I did end up finding a copy at home of “40 Rakkainta Joululaulua” [40 Most Beloved Christmas Songs], which included the Lucia song in Finnish, and sung by a children’s choir. Since this was shaping up to be a children’s event, this arrangement would be perfect. As for the white gown, a quick search through the L.L. Bean catalog produced a white nightgown that would do double duty as a saintly shift.
The day of the event, I made glogg (a Scandinavian Christmas drink) for the crowd. Not one to toil, I had found it at IKEA for $2.99 a bottle.
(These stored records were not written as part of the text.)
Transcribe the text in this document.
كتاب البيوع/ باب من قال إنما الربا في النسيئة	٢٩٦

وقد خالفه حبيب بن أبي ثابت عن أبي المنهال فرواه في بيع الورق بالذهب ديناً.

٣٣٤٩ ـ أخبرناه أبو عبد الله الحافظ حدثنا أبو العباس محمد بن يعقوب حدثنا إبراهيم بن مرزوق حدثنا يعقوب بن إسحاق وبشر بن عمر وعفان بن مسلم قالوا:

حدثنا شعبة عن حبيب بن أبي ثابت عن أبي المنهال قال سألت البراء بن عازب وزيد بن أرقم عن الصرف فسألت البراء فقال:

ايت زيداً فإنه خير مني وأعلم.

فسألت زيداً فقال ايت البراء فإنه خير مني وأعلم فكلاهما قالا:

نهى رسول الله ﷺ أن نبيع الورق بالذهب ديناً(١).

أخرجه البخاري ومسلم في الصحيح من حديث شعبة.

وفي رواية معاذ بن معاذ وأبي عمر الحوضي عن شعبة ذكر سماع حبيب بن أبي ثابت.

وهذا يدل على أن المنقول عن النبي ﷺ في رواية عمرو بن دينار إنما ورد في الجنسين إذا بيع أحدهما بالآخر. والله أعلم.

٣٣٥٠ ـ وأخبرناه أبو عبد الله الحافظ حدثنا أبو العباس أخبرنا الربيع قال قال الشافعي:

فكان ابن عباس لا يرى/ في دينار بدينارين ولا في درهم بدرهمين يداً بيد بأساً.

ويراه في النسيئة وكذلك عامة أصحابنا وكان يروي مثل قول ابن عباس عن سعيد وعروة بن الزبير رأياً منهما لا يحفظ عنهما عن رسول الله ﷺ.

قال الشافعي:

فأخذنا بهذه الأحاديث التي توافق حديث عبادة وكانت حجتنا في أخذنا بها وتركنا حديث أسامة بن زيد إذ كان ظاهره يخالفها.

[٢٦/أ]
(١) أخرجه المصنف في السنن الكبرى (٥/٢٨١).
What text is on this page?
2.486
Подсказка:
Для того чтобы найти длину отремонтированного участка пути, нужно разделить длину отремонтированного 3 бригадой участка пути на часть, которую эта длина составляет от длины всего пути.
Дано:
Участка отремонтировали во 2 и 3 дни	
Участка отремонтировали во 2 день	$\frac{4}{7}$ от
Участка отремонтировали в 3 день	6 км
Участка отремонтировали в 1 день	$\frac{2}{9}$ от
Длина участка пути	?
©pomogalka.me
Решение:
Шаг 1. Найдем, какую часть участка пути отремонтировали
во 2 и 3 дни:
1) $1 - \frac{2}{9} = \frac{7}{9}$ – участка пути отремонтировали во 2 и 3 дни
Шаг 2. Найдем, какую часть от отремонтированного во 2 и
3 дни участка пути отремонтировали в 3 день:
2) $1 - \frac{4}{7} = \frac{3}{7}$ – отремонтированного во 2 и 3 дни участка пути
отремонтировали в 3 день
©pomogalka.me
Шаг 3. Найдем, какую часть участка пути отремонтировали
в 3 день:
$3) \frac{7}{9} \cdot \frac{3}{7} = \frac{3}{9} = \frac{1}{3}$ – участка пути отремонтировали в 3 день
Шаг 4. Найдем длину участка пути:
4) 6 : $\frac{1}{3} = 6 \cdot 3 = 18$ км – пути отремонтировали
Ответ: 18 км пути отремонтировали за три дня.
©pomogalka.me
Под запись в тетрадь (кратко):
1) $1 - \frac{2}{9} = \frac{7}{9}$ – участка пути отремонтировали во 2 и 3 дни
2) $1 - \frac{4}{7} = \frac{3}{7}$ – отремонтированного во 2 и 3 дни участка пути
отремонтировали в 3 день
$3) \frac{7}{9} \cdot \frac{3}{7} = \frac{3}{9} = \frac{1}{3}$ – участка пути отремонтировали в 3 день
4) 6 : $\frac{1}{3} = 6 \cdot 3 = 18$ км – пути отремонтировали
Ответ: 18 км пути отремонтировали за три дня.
My husband, Peter, helped me transport my wardrobe and accessories to the gallery, and referred to himself as Santa Lucia’s roadie.
So how did it go?
Fine! Now I know what it’s like to be a performer at children’s parties! The eager children, ranging in age from about three to five, were waiting for the mysterious lady dressed in white with candles on her head to “bring back the light.” I gave them each a battery-operated candlestick and they followed me around, as they would a Pied Piper, while the Finnish song played. They ate gingersnaps, drank glogg, and overall ended up with quite the sugar rush and ran around as expected. I heard from participating parents that it was a great success. Would I do it again? After seeing pictures of the excited faces of these children, I give a resounding “Yes!”